そのまま、本当に嬉しそうに病室を出て行った。
「オ・・・オンマ?」
「スンハ、起きたの?」
ずっと眠り続けていたスンハは、見慣れない場所に驚いてキョロキョロとしていた。
「ここ・・・どこ?」
「ソウルの病院よ。スンハは、覚えている?いつもキイキイと言っていたブランコの鎖が切れて落ちちゃったの・・・・いっぱい眠っている間に、オンマと・・・・・・・アッパと一緒にここに来たのよ・・・・」
全身打撲で身体が痛いのを我慢しながら、まだ顔をキョロキョロと動かして何かを探していた。
「アッパは?」
「アッパはね、直ぐに島に戻らないといけないから戻ったの・・・・スンハは少しの間、ここに入院するんだよ。おじいちゃんと・・・・あと・・・・・ハルモニとハラボジ(*おじいちゃんとおばあちゃんですがどっちの祖父母か区別をつけるためグミとスチャンをこの呼び方にします)・・アッパの弟のウンジョお兄ちゃんも来たのよ。」
沢山の人に囲まれることが好きなスンハは嬉しそうにした。
「いっぱいだね。オンマ・・・・ペク先生の事、これからはアッパって言っていいの?」
遠慮しがちにハニに聞くスンハの言葉が、ハニはこんな小さな子供に、随分と可哀そうなことをしたと思った。

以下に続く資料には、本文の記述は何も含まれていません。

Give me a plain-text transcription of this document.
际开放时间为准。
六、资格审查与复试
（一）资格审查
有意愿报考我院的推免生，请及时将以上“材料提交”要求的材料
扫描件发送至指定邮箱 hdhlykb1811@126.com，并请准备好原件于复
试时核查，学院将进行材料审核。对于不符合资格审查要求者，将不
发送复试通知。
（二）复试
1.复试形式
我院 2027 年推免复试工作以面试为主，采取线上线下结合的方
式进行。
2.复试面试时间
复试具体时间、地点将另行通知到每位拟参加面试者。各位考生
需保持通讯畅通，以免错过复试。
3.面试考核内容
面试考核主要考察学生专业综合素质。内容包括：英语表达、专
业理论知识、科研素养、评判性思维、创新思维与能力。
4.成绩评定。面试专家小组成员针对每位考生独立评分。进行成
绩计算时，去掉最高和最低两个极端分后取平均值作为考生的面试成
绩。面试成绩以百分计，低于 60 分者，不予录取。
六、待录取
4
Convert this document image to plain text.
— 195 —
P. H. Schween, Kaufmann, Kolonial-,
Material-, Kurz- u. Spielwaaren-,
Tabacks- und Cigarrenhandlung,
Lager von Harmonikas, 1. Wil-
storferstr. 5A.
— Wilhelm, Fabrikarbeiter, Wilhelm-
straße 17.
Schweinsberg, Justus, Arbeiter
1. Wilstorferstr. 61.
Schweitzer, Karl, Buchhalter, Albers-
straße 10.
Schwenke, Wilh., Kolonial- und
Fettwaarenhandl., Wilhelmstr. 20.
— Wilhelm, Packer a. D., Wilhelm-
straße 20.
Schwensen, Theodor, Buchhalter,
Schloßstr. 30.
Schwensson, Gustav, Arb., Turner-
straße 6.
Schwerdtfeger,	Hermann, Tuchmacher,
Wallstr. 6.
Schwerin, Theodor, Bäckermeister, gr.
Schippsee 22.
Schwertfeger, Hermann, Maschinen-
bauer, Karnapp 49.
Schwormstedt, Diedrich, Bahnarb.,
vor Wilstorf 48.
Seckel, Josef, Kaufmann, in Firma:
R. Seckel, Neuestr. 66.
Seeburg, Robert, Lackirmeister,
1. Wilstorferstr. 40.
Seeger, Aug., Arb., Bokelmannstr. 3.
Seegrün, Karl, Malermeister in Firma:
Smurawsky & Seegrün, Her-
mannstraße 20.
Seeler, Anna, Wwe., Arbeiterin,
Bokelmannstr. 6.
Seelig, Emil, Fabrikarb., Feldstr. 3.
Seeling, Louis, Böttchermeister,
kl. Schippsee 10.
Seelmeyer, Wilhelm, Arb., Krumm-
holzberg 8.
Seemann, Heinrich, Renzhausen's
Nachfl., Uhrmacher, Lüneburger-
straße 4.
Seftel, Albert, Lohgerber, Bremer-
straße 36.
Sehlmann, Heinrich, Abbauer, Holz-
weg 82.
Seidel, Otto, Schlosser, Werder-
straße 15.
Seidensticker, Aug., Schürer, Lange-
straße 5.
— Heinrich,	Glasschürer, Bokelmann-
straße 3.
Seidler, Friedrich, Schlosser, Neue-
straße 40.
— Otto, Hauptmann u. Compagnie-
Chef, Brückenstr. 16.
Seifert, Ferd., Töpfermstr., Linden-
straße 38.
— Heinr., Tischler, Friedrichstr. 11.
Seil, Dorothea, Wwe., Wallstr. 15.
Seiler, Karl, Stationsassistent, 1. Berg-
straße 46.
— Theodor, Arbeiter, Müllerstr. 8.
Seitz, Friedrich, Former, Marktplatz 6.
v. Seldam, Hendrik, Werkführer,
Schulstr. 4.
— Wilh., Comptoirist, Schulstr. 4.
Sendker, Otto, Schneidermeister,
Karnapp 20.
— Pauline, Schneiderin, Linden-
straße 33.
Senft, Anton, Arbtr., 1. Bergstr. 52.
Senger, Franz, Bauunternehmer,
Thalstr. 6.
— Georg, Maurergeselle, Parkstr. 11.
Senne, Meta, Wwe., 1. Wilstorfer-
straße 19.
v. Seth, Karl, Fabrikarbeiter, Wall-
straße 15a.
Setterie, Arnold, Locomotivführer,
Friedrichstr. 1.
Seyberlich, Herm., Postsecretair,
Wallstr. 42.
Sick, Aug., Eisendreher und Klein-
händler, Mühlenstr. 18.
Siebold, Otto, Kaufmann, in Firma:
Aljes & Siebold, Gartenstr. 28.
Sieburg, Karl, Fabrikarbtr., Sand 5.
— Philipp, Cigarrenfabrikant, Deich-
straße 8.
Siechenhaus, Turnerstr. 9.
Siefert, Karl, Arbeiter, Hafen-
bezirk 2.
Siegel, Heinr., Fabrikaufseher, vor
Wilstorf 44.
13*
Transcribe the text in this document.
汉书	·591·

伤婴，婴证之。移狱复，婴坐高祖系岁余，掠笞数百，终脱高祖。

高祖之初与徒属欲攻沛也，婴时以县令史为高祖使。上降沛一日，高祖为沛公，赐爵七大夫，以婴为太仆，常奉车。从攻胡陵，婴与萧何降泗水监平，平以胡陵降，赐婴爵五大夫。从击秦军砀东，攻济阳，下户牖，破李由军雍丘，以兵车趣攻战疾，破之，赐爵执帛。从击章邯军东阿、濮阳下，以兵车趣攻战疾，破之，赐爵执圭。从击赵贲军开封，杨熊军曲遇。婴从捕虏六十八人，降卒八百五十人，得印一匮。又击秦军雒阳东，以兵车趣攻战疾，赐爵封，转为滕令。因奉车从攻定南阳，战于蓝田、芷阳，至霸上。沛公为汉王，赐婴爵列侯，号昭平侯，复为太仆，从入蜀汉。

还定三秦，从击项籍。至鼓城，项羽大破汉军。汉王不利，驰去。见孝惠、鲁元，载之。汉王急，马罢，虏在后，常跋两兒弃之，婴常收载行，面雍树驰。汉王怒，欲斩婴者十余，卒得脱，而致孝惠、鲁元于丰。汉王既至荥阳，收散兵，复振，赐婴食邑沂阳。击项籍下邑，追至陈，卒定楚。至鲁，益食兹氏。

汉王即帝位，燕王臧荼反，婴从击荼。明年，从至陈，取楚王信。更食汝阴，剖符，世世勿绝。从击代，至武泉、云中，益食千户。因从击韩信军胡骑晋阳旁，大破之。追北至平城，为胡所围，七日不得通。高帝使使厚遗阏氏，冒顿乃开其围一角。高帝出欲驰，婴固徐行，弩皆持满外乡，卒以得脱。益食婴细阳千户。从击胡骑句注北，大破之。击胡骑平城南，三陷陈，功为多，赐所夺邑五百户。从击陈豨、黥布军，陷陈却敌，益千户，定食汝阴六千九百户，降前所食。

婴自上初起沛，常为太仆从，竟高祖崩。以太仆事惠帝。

「いいよ。オンマね、アッパと結婚したの。お嫁さんのドレスはまだだけど、スンハはオ・スンハからペク・スンハに変わるんだよ。」
正式な結婚式はしていないが、スンジョが島に戻る前にスンハの首に掛けてあったチェーンから指輪を外してスンジョに渡した。
五年間の空白を埋めるにはまだ時間が掛かるが、離れていても二人の間には何の戸惑いもない。
やっとお互いがいるべき場所にいることが出来る喜びを、これから親子三人で守っていくことが夢のようだった。